1925-01-01

TRANSMISSION NOISES AND THEIR REMEDIES 250040

Discordant sounds from transmission gears can be avoided by using gear-tooth ratios that give pleasing combinations of tones; a 5:6 ratio produces a minor third note; a 4:5 ratio, a major third; a 2:3 ratio, a perfect fifth; and a 2:1 ratio, an octave. Careful attention to selection of relative tooth-numbers, therefore, will aid greatly in the production of quiet or un-objectionable transmissions.
Careful design and accuracy in the production of gears will not, alone, insure quiet operation; the shafts must be sufficiently rigid to hold the gears in proper operating position and large flat surfaces in transmission cases, which act as sound amplifiers, should be avoided. Bearings may also be noisy through faults of their own or because of improper mounting and alignment. Too much lubricant in the transmission case may be another cause of noise; the practice of filling the case full does more harm than good, although the large quantity of oil may serve to absorb the vibrations of the case. Sufficient space should be left for the excess oil to be squeezed out from between the gear teeth readily, as heat generated by forcing the oil out suddenly raises the temperature in the transmission case to a dangerous degree if the faces of the gears are wide, as in motor trucks.
Four characteristic sounds are produced by the gears. One is an intermittent clicking or irregular growl caused by poor spacing or irregular profiles of the teeth; another is a pulsating growl caused by eccentricity; a third is a high-pitched squeal due to rough tooth-surfaces; and a fourth is a tone that depends on the pitch of the teeth and speed of the gears. The remedy for the first three is accuracy in tooth generation and better workmanship; that for the fourth is to select a gear ratio that will produce a musical note.
Some sound is inevitable when power is transmitted through gears; the search for some modification of tooth profile that will obviate the need for accuracy has been fruitless and probably always will be, as the spacing between the teeth must be nearly perfect to insure quiet running.
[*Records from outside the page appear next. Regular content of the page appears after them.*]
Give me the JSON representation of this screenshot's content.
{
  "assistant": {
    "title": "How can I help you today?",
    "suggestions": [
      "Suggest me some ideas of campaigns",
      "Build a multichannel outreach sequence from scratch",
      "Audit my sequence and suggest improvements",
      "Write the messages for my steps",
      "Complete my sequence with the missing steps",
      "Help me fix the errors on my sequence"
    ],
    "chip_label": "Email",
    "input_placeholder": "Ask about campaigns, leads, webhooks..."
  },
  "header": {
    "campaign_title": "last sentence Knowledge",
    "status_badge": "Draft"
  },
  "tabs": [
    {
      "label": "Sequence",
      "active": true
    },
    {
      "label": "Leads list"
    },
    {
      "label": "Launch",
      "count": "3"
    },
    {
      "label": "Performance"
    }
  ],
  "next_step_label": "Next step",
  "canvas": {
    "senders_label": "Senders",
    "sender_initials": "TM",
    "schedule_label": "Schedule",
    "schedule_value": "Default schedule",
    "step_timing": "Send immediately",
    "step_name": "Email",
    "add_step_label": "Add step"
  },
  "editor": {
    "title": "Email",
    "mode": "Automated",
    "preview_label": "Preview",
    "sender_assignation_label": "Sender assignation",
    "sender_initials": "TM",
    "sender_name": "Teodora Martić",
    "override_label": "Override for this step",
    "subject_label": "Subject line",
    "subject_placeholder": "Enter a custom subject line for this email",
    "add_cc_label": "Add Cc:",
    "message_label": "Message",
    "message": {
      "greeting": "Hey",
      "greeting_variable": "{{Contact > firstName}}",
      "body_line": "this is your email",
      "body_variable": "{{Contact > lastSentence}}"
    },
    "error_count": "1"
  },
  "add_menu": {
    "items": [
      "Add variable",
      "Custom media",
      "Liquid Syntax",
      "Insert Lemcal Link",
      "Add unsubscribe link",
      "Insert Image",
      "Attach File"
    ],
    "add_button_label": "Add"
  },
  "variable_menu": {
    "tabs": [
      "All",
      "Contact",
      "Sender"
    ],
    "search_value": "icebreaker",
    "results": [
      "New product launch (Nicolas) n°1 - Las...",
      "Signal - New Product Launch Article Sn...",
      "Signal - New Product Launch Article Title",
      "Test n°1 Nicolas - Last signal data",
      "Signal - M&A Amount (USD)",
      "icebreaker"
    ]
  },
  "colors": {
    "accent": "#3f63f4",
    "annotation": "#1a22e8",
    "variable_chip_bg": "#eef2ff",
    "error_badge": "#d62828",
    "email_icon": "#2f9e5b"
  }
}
A solution of the noise problem that may be satisfactory today may not be satisfactory next year; other parts of the automobile have been made quieter and as a result the sounds from the transmission, which were not noticeable before, have become objectionable. Three courses are open to remedy the noisiness; (a) eliminate the gears, (b) reduce the amount of noise produced by them and (c) change the quality of the sounds so that they will not be annoying.